Interacting with GPT-5 requires a shift in perspective. Instead of prompting a “model,” users must think of themselves as prompting an “agent.” Rather than pre-loading extensive context, the agent needs a “compass”—clear, structured guidance to navigate its environment. For instance, when working with GPT-5 in a large codebase, it’s crucial to specify the project’s purpose, relevant files, organizational structure, and clear criteria for task completion. If the model gets stuck, a simple “No, that is wrong” is less effective than asking, “What did we learn from trying that?” This approach mirrors teaching, as GPT-5, without intrinsic memory, needs to be onboarded to code standards and given hints for starting each task.
Our observations confirm that GPT-5 is a highly practical, industry-oriented model, distinct from the more “academic” lean of some predecessors. It is remarkably instruct-able and literal, directly executing requests rather than exhibiting the distinct “personality” seen in models like Claude.
GPT-5’s coding prowess is its undeniable highlight. In a particularly challenging test involving nested dependency conflicts when integrating new SDKs, GPT-5 solved the problem in a single attempt, a feat that eluded Claude Opus and other advanced models. GPT-5 approached this like a seasoned researcher, examining folders, running diagnostic commands, taking notes, and pausing to reason when inconsistencies arose, ultimately editing the necessary lines across multiple directories with precision. This iterative, reasoning-based debugging was a stark contrast to other models’ trial-and-error approaches. Further demonstrations of its coding capabilities included generating a full Mac OS 9-themed website using pure HTML, CSS, and JavaScript, complete with a functional paint application and persistent data storage—all created from a single prompt and surprisingly robust. For production-ready applications, GPT-5 also excelled, generating a complex Clickhouse query and a full-stack website with a SQLite database in a single prompt, a task where other models often provided only plans or incomplete scaffolding.
The enhanced tool use, parallel processing, and cost efficiency of GPT-5 make it uniquely suited for developing long-running AI agents. Our company, an AI monitoring firm, has long sought to integrate a reliable agent into our product. GPT-5’s capabilities, including its improved recovery from tool call failures and its ability to discern when to generate graphs versus charts, have finally made this a practical reality, enabling a beta rollout to customers.
However, GPT-5 is not a strong writer. In fact, GPT-4.5 and DeepSeek R1 significantly outperform it.

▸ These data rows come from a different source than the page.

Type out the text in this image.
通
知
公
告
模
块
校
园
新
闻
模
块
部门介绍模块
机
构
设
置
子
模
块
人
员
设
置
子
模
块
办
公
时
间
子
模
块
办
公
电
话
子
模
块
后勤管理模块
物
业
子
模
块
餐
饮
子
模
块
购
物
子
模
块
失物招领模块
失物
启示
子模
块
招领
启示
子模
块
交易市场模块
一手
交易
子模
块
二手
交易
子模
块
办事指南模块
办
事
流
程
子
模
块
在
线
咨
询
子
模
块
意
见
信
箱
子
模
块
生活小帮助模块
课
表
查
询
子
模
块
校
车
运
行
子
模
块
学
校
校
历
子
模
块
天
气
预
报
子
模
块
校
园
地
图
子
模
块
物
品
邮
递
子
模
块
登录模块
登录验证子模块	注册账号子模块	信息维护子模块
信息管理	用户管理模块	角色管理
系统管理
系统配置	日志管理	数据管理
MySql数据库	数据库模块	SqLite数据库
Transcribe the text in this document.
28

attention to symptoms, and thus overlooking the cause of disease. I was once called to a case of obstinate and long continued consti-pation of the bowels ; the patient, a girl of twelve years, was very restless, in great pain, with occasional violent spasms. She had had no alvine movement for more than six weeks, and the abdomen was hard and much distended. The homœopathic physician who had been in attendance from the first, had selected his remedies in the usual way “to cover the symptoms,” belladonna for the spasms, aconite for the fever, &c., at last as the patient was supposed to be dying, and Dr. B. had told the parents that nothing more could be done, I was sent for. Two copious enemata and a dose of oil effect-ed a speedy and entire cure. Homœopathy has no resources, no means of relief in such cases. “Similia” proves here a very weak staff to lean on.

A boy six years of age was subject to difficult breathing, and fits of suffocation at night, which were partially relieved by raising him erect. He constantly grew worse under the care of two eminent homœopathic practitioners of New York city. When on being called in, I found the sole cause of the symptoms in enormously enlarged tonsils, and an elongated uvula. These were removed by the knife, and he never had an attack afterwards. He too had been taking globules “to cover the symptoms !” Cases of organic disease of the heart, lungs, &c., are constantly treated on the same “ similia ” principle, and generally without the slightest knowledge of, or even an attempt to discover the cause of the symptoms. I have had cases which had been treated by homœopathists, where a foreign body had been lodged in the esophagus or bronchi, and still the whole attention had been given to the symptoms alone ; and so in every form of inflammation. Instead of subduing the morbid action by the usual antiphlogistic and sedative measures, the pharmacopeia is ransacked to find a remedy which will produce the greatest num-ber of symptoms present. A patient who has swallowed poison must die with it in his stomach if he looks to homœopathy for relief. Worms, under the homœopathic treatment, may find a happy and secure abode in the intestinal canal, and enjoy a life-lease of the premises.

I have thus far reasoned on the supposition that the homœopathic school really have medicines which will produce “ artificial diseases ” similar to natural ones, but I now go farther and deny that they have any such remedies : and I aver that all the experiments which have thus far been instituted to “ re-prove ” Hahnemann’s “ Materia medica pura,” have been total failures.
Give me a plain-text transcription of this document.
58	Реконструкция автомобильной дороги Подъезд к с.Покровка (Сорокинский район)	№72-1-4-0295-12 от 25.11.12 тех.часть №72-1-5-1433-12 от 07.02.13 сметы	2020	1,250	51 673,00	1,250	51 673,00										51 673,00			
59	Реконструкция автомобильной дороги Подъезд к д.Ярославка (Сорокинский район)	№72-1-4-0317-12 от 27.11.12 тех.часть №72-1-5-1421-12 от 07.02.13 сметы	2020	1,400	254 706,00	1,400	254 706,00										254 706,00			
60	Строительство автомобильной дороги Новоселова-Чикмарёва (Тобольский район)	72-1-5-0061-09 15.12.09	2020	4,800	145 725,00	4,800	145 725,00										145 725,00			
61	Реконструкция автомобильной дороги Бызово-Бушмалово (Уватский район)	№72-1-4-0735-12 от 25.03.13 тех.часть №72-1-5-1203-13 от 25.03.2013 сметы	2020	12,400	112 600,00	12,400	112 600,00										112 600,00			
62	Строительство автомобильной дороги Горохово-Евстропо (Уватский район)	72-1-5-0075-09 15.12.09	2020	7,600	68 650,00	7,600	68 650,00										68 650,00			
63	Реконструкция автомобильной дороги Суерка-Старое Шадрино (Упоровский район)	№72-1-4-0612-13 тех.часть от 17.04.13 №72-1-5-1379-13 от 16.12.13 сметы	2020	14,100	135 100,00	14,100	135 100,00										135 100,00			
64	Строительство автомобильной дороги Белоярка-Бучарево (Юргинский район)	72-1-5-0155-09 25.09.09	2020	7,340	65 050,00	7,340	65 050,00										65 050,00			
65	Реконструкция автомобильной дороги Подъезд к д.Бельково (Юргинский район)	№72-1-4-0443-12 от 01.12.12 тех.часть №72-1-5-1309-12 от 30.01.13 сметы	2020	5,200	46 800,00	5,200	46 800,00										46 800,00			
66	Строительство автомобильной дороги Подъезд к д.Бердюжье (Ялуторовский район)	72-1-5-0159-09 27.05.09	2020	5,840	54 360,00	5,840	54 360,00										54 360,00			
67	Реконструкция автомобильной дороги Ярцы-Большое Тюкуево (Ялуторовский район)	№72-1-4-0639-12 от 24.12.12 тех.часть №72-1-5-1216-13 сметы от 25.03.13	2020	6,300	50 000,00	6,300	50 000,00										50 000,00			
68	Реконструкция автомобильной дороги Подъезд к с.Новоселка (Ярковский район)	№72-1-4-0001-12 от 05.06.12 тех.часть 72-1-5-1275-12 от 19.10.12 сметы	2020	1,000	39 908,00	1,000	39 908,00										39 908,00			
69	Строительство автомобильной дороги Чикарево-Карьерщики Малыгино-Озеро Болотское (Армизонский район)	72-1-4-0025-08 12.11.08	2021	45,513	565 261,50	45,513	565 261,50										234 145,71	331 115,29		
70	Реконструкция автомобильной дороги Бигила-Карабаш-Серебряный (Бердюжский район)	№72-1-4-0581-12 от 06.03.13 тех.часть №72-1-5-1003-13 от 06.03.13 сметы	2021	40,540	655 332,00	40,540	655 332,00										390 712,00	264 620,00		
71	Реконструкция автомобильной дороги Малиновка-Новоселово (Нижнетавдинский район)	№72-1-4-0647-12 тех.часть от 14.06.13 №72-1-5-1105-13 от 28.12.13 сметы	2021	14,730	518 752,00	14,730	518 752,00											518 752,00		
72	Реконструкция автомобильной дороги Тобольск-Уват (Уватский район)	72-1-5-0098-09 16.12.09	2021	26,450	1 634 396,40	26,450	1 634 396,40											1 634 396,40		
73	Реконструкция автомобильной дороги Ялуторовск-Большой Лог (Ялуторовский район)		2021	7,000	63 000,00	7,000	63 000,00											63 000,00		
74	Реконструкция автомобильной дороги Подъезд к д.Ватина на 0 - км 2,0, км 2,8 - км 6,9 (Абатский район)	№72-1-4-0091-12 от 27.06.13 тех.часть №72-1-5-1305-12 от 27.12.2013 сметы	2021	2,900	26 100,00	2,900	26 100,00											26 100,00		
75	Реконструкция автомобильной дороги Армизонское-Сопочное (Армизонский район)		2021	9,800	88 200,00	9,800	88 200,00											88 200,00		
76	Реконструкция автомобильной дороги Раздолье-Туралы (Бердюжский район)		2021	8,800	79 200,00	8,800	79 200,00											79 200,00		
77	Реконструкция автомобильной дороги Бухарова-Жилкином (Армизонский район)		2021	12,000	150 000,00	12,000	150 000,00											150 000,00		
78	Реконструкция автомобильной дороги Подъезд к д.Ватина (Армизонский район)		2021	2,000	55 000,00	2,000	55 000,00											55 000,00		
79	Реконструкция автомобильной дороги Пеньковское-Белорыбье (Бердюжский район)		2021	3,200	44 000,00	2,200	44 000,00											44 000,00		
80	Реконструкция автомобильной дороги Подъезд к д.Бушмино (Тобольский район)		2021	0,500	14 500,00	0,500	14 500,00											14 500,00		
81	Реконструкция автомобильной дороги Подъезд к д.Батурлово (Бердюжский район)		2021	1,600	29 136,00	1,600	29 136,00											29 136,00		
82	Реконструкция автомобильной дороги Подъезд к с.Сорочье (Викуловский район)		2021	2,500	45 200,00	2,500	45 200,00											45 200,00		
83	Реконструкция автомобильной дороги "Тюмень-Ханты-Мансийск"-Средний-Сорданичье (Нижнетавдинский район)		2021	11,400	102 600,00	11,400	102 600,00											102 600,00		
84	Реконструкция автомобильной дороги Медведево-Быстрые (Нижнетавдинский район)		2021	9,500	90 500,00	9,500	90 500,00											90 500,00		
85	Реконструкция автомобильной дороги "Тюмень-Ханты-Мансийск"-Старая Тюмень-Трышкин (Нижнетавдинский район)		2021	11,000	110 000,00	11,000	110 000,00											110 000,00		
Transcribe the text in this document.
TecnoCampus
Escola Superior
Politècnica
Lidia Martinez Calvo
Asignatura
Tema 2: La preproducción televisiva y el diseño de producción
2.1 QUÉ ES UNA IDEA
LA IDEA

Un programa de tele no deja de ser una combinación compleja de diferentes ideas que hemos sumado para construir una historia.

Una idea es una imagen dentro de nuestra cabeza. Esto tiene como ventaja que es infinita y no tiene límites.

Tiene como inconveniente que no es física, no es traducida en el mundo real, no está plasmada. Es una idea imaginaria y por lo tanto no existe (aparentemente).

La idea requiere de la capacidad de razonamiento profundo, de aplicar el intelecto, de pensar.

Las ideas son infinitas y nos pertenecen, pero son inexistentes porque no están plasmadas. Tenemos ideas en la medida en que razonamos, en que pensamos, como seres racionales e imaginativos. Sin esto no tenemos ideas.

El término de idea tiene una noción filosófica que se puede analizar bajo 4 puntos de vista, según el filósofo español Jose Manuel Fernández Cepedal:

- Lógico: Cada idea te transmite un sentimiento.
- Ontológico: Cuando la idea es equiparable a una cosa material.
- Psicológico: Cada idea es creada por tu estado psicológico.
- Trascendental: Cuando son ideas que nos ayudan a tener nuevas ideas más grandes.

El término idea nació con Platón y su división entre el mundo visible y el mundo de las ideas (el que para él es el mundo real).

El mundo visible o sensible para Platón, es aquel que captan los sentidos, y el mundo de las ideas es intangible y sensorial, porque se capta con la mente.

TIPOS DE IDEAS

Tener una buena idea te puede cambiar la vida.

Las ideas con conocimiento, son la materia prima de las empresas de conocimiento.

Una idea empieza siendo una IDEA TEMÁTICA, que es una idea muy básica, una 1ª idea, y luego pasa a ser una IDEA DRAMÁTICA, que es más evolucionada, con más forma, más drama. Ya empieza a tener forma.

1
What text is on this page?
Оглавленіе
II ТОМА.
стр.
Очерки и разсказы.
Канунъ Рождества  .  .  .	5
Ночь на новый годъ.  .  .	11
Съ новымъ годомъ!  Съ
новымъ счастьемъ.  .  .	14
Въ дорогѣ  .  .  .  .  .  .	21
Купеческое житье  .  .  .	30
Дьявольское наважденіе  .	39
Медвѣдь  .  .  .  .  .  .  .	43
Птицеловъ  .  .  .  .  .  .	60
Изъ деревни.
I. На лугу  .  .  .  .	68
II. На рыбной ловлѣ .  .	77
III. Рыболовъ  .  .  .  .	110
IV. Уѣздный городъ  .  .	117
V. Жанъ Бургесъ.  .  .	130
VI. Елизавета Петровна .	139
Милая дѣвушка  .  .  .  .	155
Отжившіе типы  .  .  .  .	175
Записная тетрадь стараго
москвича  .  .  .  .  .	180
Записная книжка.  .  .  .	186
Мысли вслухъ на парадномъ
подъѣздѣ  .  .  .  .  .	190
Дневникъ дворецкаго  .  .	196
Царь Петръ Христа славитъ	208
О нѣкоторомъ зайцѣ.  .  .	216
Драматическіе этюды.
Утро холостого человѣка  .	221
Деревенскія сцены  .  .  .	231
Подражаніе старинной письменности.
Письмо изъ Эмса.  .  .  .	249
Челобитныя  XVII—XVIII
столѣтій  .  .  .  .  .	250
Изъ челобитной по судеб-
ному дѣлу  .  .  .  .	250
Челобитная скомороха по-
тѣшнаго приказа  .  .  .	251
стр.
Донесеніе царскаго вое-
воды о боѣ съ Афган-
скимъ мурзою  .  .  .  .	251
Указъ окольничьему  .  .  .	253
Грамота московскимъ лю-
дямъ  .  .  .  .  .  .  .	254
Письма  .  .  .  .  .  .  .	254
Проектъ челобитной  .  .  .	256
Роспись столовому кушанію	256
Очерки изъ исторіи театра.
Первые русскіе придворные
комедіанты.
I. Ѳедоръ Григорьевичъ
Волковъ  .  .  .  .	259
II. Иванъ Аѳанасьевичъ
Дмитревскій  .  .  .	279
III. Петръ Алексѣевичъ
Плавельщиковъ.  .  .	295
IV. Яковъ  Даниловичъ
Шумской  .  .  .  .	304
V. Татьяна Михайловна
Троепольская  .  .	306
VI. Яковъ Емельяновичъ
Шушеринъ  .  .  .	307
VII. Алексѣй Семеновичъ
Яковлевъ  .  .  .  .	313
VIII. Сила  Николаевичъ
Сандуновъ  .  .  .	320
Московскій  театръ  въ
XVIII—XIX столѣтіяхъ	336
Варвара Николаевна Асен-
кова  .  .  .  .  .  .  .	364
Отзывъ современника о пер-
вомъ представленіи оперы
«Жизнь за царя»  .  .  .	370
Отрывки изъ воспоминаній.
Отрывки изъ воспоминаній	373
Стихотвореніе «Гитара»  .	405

For professional writing, like refining LinkedIn posts, GPT-4.5 adheres more closely to the user’s tone, providing usable text, while GPT-5 tends towards a generic, “LinkedIn-slop” style. Similarly, for less structured, personal writing, GPT-4.5 maintains a more authentic tone, sounding less like typical LLM output.
In conclusion, our hands-on experience aligns with OpenAI’s official benchmarks: GPT-5 is unequivocally the world’s leading coding model. It has advanced the automation of software engineering from an estimated 65% completion to roughly 72%, marking the most significant leap since GPT-3.5 Sonnet. While developers will immediately grasp its profound impact, general users may not fully appreciate its capabilities until it is seamlessly integrated into everyday products over the coming months.